During their meeting, Abe and Obama are expected to endorse and praise bilateral progress being made over the TPP, and will try to gain political momentum to reduce domestic resistance to the TPP in both Japan and the U.S.

Another key item on the agenda is bolstering the Japan-U.S. military alliance, with China again looming in the background.

On Monday, a “two-plus-two” meeting of the Japanese and American foreign and defense ministers will be held in New York, where they will revise defense guidelines for the Self-Defense Forces and the U.S. military for the first time in 18 years.

One of the key scenarios likely to be covered by the new guidelines is the joint defense of remote Japanese islands, including the Senkakus in the East China Sea, seen as a potential military flash point between Japan, which controls the chain, and China, which claims it.
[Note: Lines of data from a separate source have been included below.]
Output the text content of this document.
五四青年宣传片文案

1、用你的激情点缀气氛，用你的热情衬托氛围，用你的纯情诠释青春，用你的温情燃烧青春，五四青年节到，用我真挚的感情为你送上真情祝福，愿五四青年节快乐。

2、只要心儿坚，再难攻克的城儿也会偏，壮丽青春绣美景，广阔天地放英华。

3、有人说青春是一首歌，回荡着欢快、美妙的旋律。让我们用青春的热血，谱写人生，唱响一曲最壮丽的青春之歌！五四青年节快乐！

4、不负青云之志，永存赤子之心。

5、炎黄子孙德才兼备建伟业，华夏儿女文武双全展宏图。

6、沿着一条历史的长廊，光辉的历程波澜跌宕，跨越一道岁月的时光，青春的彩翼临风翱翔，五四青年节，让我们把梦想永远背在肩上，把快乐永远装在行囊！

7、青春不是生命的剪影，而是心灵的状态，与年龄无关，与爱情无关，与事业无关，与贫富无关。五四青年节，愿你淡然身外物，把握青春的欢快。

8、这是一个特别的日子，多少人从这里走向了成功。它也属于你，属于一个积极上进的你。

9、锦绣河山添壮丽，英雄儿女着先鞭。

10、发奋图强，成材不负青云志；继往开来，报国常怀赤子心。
The revised guidelines will not mention the Senkaku Islands by name, and American leaders may remain reluctant to fully commit the United States in the event that a military clash takes place in the East China Sea between China and Japan.

For their part, Japanese officials seem ready to tout the revised guidelines as a symbol of enhanced military ties, including U.S. commitment to defend Japanese territory including the Senkaku Islands, which both China and Taiwan claim sovereignty over.

In addition to Washington, Abe plans to visit Boston, San Francisco and Los Angeles during his visit, in a bid to win over political leaders and ordinary citizens to bolster Japan’s ties with the U.S.One potential obstacle, however, is Abe’s reputation as a historical revisionist who often tries to play down Japan’s responsibility for its wartime past, an issue keeping ties on edge with China and South Korea.

Abe, apparently realizing this could seriously damage Japan’s ties with the U.S., its key security ally, plans to attend a number of events to leave a positive impression on the American people. On Wednesday, he is scheduled to address a joint meeting of the U.S. Senate and House of Representatives, thereby becoming the first Japanese leader to do so.

In that speech, Abe is expected to express some sense of “remorse” over Japan’s actions in World War II, as he did when delivering a speech in Indonesia on Wednesday to commemorate the 60th anniversary of the Asian-African Conference.

According to media reports, Abe has also invited Lester Tenney, a 94-year-old survivor of the 1942 Bataan Death March in the Philippines, to a dinner he will host in Washington on Wednesday. By inviting Tenney, Abe apparently wants to present an image to the American public that he is squarely facing up to Japan’s wartime legacy.

But whether Abe can impress China and South Korea, who are most sensitive to his wartime stance given their past suffering at Japan’s hands, is another matter. What Abe will discuss, or omit, regarding Japan’s invasion of China and brutal annexation of the Korean Peninsula in his address to Congress will be another major focus point during his U.S. tour.